Un des procédé d’écriture qu’affectionne particulièrement Polo est l’adaptation de chansons anglophones en français. Il récidive cette fois-ci deux fois plutôt qu’une avec Paye-Moé, une adaptation de Pay Me My Money Down (un chant traditionnel d’esclaves sauvé de l’oubli par Lydia Parrish au début du vingtième sièce et popularisé par Bruce Springsteen) ainsi qu’avec Essaye-lé donc, adaptation de Salty Dog Blues, une chanson folk du début des années 1900 (reprise entre autres par les légendes du Bluegrass Flatt & Scruggs). C’est assez unique dans le paysage musical québécois actuel. Loin d’être de simples reprises, on croirait que ce sont des chansons originales des Frères à Ch’val. C’est un travail d’orfèvrerie effectué par Polo qui permet de rendre ces chansons siennes tout en restant fidèle aux originales. “Je suis un petit peu comme Pag là-dessus, j’aime beaucoup Pagliaro parce qu’il faisait ses chansons en français et en anglais et les deux versions marchaient bien, comme par exemple “Le Temps Presse / Time Race”. Il y va par la phonétique et c’est un peu comme lui que je travaille quand je fais ça. Si tu écoutes Salty Dog Blues, avec l’accent, ça va sonner comme “sawly don sawly don”, que j’ai transformé en “Essaye-lé donc”, c’est quasiment la même affaire. Phonétiquement, ça garde le ryhtme de la chanson. Ce sont des coups de coeurs, des chansons que j’aime ben et que je me dis “celle-là j’aimerais vraiment la faire en français”!

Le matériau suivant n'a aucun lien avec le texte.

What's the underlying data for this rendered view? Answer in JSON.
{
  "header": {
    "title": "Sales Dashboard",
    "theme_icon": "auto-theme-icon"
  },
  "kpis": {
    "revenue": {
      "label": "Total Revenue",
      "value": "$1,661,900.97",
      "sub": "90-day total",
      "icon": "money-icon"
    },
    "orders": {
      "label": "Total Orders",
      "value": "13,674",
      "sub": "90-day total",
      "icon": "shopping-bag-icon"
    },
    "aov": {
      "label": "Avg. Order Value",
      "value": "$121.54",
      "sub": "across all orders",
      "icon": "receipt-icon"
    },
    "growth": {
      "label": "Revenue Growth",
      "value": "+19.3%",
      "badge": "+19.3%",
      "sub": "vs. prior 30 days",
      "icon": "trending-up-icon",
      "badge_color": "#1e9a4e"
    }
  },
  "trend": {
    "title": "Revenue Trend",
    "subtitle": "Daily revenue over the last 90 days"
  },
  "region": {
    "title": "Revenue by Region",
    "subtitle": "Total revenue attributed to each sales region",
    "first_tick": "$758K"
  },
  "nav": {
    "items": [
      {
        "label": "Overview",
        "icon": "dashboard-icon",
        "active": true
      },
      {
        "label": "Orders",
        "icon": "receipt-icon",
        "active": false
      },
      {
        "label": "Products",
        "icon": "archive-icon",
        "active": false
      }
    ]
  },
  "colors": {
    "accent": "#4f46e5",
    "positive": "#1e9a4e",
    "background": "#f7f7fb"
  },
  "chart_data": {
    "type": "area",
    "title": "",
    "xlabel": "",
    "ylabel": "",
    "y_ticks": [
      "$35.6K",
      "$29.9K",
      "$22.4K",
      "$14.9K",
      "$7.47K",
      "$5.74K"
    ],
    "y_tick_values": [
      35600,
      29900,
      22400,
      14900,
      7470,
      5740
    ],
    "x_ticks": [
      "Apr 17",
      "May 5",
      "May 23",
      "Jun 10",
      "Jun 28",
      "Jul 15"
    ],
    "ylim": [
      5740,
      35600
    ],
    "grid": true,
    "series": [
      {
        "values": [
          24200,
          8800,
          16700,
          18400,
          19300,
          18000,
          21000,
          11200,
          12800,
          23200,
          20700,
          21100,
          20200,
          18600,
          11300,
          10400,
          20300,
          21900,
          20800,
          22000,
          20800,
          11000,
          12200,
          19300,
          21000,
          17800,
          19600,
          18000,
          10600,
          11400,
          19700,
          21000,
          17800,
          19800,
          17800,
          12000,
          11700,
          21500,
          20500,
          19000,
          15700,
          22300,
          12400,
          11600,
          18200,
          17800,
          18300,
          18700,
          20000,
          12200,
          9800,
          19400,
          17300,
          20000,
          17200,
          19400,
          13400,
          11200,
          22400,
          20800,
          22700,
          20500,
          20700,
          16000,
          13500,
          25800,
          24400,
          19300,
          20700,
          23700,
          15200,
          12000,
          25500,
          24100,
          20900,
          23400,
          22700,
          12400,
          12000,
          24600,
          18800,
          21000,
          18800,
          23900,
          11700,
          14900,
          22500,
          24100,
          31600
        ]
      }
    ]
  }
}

Parmi les autres points forts du disque, on retrouve Elle passa, une chanson instrumentale (une première pour le groupe), qui a la particularité d’être entièrement composée et jouée par Denis Lavigne à l’égoïne (scie musicale) et au violon. Le résultat est unique et l’ambiance mélancolique, quasi-cinématographique, clôt à merveille l’album.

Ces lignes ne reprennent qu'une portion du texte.